Houston, Texas-based Vertex Energy, Inc. announced the sale of its used oil re-refinery located in Churchill County, Nev., U.S.A.., to Clean Harbors, Inc. for USD 35 million. Approximately USD 14 million from the sale was used at closing to purchase the facility and equipment previously leased by Vertex Energy in order to facilitate such sale.
“This transaction benefits Vertex Energy in a variety of ways, not the least of which is by strengthening our balance sheet,” said Benjamin P. Cowart, Chairman and CEO of Vertex Energy. By selling the facility, Cowart said Vertex Energy has eliminated an average carrying cost for the facility of USD 1.5 million per quarter. “We eliminate those costs with this transaction,” he said.
“At the end of the third quarter of 2015, our cash and cash equivalents were over USD 4 million. This sale and related transactions will bring that cash position to more than USD 10 million.”
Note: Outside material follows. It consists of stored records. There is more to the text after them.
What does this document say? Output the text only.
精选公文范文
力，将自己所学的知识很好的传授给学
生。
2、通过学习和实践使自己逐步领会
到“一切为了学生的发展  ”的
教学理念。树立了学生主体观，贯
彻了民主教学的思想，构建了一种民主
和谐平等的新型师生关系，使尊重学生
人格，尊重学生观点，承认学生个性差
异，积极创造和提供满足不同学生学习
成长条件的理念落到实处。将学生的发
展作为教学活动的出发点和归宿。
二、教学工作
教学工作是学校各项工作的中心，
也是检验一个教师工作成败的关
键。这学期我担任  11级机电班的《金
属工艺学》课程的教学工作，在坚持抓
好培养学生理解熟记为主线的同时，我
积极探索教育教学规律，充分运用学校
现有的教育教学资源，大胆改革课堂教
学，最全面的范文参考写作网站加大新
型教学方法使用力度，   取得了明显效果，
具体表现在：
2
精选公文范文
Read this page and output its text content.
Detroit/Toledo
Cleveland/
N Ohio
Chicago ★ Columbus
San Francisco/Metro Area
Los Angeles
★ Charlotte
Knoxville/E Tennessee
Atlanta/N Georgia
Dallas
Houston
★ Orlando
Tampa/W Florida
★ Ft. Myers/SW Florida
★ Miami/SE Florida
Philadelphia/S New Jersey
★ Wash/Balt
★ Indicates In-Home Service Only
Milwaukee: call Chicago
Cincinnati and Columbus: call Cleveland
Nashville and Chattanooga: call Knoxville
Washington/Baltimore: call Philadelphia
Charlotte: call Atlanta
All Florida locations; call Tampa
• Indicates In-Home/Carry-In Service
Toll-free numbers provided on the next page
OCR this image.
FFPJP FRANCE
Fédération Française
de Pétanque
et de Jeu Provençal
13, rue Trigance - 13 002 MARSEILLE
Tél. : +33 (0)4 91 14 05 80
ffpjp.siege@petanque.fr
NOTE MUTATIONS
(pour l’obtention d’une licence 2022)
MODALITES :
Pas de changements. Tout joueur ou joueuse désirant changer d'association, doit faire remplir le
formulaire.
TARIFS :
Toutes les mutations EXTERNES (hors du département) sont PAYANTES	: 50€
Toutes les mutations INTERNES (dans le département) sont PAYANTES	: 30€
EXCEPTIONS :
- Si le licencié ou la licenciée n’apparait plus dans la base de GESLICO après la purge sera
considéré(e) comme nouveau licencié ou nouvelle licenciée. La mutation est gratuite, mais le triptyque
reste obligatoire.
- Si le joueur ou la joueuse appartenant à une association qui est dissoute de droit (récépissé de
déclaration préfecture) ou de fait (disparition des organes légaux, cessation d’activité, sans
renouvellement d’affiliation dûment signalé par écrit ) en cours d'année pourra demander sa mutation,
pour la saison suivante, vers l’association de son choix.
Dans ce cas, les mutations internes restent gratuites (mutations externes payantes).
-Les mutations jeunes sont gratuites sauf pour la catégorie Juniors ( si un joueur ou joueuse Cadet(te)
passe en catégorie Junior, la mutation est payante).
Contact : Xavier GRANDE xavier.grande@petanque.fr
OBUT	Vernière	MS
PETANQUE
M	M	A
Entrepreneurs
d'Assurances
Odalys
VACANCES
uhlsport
“While the sale of our re-refinery in Nevada will lessen our footprint in the western U.S., the swap agreement and base oil agreements that were entered into as part of the sale should allow us to improve logistic costs and provide us with a long-term off-take agreement for base oil and finished lubricants to support our business strategy going forward.”
Cowart said that part of the proceeds from the sale of the Nevada re-refinery also was used to reduce the company’s long-term debt. “As of the end of the third quarter, the amount of our term debt owed to Goldman Sachs stood at USD 23.2 million. We have used USD 16 million of the funds from the Nevada sale to pay down and service that debt, lowering the amount owed to approximately USD 7 million today and our total long-term debt to approximately USD 14 million.”
He said Vertex Energy is also looking to acquire companies to expand street collections of used oil to reduce its reliance on third-party purchases. He said Vertex Energy expects margins to improve by moving awar from third-party purchases.
Clean Harbors’ Chief Operating Officer Eric W. Gerstenberg said its purchase of the Nevada facility aligns with the company’s plans to boost its re-refining presence in the West Coast.
“This plant provides an opportunity to scale our blended operations in the Western U.S. where we currently have no capability. We are confident that the facility will complement our existing re-refining network through transportation efficiencies, additional storage and processing capabilities,” he said.